Other functions of laboratory automation

Laboratory automation can greatly facilitate the implementation of an effective quality management system (QMS), which is required to ensure that reliable results are reported for patients. Laboratory automation systems automatically track and record all the useful information for quality control (QC): user credentials, media (e.g., lot number and expiration date), inoculation (e.g., volumes of samples, patterns, and times of streaking), incubation (e.g., atmosphere, temperature, and times) and imaging (e.g., digital images of plates and times) data.[27] Thus, the proper integration of laboratory automation with a laboratory information system (LIS) allows for complete traceability of the analytical process, from sample receipt to the final report.

Moreover, the possibility to access and review any taken image represents an invaluable tool from a diagnostic point of view (e.g., comparing morphology of colonies in recent and old samples from the same patient) and also for other activities such as monitoring laboratory quality, teaching, training, and discussing culture results with colleagues and clinicians.

Impact and possible improvements of laboratory automation

Impact on patient management

Clinical impact of an assay, a technology, or a modified workflow can be defined based on its added value for patient management.
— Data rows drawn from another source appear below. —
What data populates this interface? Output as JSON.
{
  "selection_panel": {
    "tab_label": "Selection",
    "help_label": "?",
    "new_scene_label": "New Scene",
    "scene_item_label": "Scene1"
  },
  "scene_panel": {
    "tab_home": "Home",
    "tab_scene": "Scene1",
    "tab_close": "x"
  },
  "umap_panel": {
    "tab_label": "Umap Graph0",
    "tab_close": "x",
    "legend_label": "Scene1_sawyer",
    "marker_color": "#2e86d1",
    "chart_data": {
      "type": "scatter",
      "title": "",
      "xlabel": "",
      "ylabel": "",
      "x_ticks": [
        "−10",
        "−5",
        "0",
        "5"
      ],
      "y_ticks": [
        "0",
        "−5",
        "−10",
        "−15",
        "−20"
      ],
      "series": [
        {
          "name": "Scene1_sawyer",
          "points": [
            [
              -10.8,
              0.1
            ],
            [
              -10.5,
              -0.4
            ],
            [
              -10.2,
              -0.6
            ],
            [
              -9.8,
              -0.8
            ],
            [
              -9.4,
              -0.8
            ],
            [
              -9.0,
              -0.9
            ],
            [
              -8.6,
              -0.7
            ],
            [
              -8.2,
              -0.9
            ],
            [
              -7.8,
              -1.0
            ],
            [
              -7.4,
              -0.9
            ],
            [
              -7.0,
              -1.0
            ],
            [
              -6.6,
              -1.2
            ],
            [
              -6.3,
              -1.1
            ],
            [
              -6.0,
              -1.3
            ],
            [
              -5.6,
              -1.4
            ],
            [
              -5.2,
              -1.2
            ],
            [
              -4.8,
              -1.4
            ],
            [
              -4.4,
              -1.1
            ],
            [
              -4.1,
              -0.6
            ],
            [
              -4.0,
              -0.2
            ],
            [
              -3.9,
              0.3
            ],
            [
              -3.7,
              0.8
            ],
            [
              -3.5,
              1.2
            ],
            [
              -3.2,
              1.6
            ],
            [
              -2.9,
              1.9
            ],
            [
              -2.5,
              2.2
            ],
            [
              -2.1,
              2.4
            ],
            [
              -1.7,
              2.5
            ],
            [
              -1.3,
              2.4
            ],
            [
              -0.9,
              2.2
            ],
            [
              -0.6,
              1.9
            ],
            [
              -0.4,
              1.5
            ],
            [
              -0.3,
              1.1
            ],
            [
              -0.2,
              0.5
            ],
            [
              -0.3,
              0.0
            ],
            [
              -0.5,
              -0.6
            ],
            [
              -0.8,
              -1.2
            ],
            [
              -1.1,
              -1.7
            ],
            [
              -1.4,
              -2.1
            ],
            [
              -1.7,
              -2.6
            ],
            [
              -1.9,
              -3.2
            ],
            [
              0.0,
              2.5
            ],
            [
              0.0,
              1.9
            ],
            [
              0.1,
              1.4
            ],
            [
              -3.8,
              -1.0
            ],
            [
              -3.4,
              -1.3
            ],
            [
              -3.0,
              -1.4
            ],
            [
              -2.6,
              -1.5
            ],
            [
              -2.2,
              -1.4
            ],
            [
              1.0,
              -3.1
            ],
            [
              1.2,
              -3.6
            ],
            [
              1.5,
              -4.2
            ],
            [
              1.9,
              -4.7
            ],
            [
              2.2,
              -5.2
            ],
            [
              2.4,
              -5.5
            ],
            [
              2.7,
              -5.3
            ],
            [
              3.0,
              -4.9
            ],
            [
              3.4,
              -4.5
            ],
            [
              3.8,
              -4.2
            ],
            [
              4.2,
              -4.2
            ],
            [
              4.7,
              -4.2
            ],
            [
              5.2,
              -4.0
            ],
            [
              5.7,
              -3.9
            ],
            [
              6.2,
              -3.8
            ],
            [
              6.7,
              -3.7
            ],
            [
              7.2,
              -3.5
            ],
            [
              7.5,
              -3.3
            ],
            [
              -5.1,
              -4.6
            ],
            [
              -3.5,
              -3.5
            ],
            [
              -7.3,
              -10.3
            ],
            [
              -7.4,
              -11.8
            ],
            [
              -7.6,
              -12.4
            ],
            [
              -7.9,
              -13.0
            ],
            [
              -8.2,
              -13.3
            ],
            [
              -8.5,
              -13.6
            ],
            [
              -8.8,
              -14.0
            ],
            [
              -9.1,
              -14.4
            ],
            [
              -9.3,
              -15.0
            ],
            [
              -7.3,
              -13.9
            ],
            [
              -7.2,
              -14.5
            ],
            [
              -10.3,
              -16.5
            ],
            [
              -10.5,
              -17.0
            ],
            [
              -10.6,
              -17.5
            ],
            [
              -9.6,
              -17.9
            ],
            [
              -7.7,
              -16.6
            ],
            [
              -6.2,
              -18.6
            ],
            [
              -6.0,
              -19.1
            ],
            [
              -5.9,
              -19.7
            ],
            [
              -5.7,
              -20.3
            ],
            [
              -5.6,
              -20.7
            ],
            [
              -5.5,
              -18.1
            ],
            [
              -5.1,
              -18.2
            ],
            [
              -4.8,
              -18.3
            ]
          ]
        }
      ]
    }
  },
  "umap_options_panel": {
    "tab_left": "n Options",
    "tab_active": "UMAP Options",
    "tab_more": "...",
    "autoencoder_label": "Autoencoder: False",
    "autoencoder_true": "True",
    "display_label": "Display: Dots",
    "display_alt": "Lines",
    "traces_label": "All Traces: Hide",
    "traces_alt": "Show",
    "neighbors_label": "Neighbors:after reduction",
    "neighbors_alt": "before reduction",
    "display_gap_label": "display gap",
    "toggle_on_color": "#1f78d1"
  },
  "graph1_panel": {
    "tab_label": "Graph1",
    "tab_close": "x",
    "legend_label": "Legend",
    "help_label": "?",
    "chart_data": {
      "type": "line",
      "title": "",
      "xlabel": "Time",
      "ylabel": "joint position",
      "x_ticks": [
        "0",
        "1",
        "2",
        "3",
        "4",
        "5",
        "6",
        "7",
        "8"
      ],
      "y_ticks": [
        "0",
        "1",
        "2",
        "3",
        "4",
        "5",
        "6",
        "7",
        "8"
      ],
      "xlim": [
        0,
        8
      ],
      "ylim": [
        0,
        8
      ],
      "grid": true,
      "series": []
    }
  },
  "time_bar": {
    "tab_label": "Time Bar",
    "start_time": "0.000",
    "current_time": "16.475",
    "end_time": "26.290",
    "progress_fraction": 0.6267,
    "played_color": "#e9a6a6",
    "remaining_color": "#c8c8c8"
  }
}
In the case of sepsis, this can be measured as time to targeted therapy and, hopefully, a decrease in the mortality rate. In manual processing laboratories, the activities are performed in batches, usually based on the type of sample and type of activity (e.g., inoculation, reading, ID, AST, technical validation, and clinical validation), and the results are usually delivered mostly during the morning hours. Indeed, a study evaluating the TAT for positive blood cultures (BC) in 13 US acute care hospitals demonstrated a significant discrepancy between times of BC collection and reporting laboratory test results. While only 25% of specimens were collected between 6:00 a.m. and 11:59 a.m., approximately 80% of laboratory ID and AST results were reported in this time interval.[28] This can have a negative impact on septic patient management, delaying clinical decision-making for optimal targeted therapy.

In contrast, in automated laboratories, the activity can be organized according to lean principles, creating a continuous “flow” and producing “just-in-time” results. De Socio et al. evaluated the impact of laboratory automation on septic patient management. Positive BC were processed by fully automatic inoculation on solid media and digital reading after eight hours of incubation, followed by ID and AST. The authors found that a reduction of time to report (TTR) of about one day led to a significant reduction of the duration of empirical therapy (from approximately 87 hours to approximately 55 hours) and of 30-day crude mortality rate (from 29.0% to 16.7%).[29]

Therefore, provided that the laboratory is open 24 hours a day, or taking advantage of telemedicine systems for clinical validation, laboratory automation has a potentially great impact on patient management. However, the success of such organization lies in the responsiveness of the medical teams, who should act upon the results soon after delivery by the laboratory.[30]

Impact on hospital management

Laboratory automation can improve the laboratory's ability to characterize MDRO and produce quality results, permitting a more standardized workflow, while leaving more time for laboratory staff to focus on second-level phenotypic and/or genotypic tests. Indeed, the large diffusion of MDRO and the expanding spectrum of resistance mechanisms among pathogens pointed out the limitations of commercial routine methods for susceptibility testing of selected antibiotics, increasing the demand for cumbersome and time-consuming reference methods. For example, in the case of MDRO Gram-negative isolates, colistin MIC should be determined by the broth microdilution method[31]; fosfomycin MIC, by the agar-dilution method[32]; and cefiderocol, a novel siderophore-conjugated cephalosporin, by the broth microdilution method using an iron-depleted cation-adjusted Mueller-Hinton broth.[33] Moreover, in the case of detection of uncommon resistance phenotypes, molecular methods, gene sequencing, or other next-generation sequencing (NGS) methods are often required.[34]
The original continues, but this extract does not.